Prove by induction that $$1+2+3+\cdots+n= \frac{n(n+1)}{2}$$ for all integers greater than or equal to $2$
How can you solve this if the base case is not $1$? I thought it might be a strong induction case but strong induction also requires the initial case. To solve this, should I just assume that the initial value $1$ is assumed?
You can use induction on any infinite sequence of natural numbers (or integers, or any countably infinite sequence at all).
Basic induction says if S is a set of natural numbers and 0 is in S and (s + 1) is in S whenever s is in S then S = N, the whole set of natural numbers.
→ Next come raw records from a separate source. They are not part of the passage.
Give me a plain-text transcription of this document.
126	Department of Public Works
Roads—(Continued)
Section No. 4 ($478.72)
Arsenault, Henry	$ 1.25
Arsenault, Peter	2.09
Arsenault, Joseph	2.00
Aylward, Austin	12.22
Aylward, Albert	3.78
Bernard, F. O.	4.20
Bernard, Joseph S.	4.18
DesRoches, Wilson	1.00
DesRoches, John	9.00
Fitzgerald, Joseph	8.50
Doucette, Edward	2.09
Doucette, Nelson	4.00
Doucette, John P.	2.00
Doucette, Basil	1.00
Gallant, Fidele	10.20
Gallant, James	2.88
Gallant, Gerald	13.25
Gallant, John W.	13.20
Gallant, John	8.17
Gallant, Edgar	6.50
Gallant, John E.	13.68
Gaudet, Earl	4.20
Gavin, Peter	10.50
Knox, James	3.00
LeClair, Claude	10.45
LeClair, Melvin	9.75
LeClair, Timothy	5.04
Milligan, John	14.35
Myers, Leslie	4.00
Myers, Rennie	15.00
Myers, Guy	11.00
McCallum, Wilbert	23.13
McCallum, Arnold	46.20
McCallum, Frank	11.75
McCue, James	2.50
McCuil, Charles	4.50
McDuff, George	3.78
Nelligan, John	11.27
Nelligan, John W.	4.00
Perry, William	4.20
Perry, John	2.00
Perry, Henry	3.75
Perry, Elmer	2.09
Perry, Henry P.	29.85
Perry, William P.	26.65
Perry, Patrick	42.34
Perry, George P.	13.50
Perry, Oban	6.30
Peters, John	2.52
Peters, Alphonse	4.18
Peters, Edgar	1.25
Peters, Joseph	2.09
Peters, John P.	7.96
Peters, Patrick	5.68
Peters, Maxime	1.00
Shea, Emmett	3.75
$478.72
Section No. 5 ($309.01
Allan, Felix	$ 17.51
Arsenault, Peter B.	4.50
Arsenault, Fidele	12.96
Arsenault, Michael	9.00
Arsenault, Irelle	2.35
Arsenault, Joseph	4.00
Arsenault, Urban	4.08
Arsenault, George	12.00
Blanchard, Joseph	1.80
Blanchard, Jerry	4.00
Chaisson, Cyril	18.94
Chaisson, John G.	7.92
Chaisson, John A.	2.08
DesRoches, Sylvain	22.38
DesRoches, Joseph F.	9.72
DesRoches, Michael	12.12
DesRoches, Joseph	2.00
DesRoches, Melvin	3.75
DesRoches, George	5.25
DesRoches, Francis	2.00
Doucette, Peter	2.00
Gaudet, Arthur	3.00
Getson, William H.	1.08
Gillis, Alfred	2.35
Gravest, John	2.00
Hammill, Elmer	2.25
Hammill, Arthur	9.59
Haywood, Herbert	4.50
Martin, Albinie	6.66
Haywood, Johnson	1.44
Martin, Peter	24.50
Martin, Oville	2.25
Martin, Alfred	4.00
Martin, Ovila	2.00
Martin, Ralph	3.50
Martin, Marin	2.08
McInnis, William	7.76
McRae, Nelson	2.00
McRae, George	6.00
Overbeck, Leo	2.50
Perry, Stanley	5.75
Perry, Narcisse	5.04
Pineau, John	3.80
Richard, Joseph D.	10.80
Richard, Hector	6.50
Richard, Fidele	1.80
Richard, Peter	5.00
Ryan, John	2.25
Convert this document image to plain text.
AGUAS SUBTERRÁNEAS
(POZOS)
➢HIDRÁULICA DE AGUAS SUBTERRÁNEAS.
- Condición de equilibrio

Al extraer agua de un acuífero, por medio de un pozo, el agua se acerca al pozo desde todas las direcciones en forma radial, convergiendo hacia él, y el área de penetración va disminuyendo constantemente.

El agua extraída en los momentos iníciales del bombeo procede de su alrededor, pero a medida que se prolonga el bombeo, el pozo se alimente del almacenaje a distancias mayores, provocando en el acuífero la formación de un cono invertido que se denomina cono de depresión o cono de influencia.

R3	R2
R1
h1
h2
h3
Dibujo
This is then applied to an inductive proof by letting S be the set of numbers for which P(s) is true, where P is a proposition based on the number s. So if P(0) is true then 0 is in S and if P(s+1) is true whenever P(s) is true then s+1 is in s whenever s is in S and S = N and P(n) is true for all n in N.
Is now T is some countably infinite sequence of $t_0, t_1, ....$ let S be the set of numbers for which $P(t_s)$ is true. If $P(t_0)$ is true and $P(t_{s+1})$ is true whenever $P(t_s)$ is true, then S = N and P(t) is true for all of the sequence T.
In your case the sequence is simply the natural numbers starting from 2 instead of from 0.